= Pasila dumping ground =

Former landfill in Helsinki, Finland

The Pasila dumping ground was a dumping ground in Ilmala, Helsinki between 1949 and 1963. It was the main dumping ground of the city at the time, one of the “big three”. The other two were the Iso-Huopalahti dumping ground and the Vuosaari dumping ground. It was located at the present site of the Ilmala Railyard. Before 1949 it was the main dumping ground of the Finnish State Railways. Technically the site is part of the Pasila neighbourhood.

Household waste and industrial waste were taken to the site, and the place was not guarded.

==History==

=== Finnish State Railways dumping ground ===
The Finnish State Railways first used the site to dispose of its used cross ties, sinking them into the local marsh.

===City of Helsinki dumping ground===
Helsinki started using the site as its dumping ground in 1949. At first, the area was filled from the east, and the process continued towards the west. Many fires occurred at the site, and sometimes even the old railroad ties underneath caught fire. It is estimated that around 9 e6m2 of waste was taken to the site. The area of the site was 40 ha.

=== Finnish State Railways railyard ===
The use of the site as a dumping ground came to an end when the Iso-Huopalahti dumping ground started operating. Land was brought to the area, and it was levelled into a sand field. Then the area was left to settle for seven years, after which, in 1970, the first tracks and a hall for passenger cars were built. The area became the railroad depot for the passenger cars of the State Railways.

Later a sorting station for the Finnish Postal Service as well as a depot for Pohjolan Liikenne was built in the western fringes of the area. From time to time, the ground has caved in, and during the 2000s major repairs of the area were required, as holes have appeared in the ground and the tracks have sunk in places. The city of Helsinki has estimated the repair works will not incur significant costs.

==The site at present==
The area is now in use that resembles industrial use, and the dumping ground can not be discerned any longer. The waste has decomposed completely.

Despite the city's estimates that the area will not give rise to significant costs, a scientist who studied the topic has stated:

Of the [old 28] dumping grounds, Pasila is the most problematic, and the biggest concentrations of hazardous chemicals have been measured there. In monitoring the waters inside the former dump, the concentrations of several hazardous chemicals have exceeded the requirements established for drinking water.

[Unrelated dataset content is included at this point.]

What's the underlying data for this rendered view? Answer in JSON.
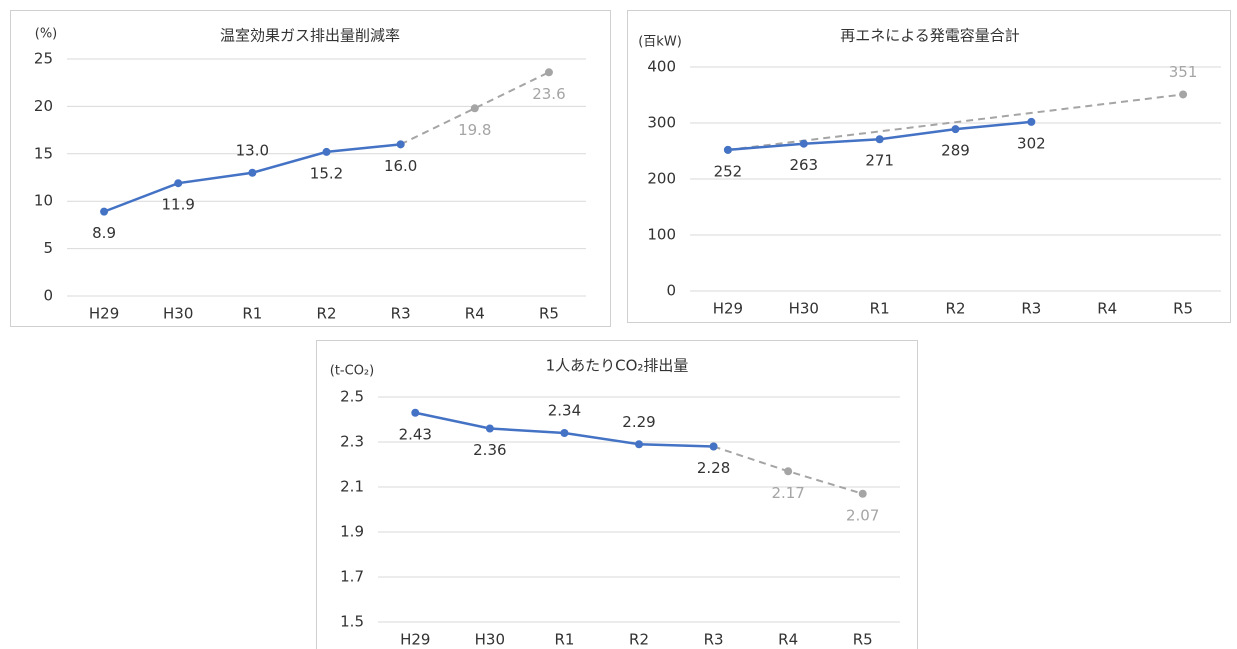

Even though the dumping ground has officially not existed for decades the site still contained wrecked cars in 2006 when photos of the site were posted to the internet.

==Present effects on the surrounding areas==
A lake, Huopalahdenjärvi, existed at the site of the dumping ground in the 19th century. The waters of this area, now known as Pohjois-Pasila flow down the Kumpulanpuro brook into Kumpula and into the sea in Vanhankaupunginselkä Bay.

Earlier these waters were directed to an industrial water treatment plant in the city, but since May 2011, the waters have been allowed to empty into the Kumpulanpuro. Occasionally contaminated water will overflow into nearby areas such as the Vallila allotment garden, causing problems.

The construction of an urban runoff park in the Isonniitty Park area in Kumpula has begun, and the former “recreational and playground grass is just a memory now”. The permission for this work was applied for by the Finnish Transport Agency and the State Railways. The permission was granted by the Regional State Administrative Agency for Southern Finland.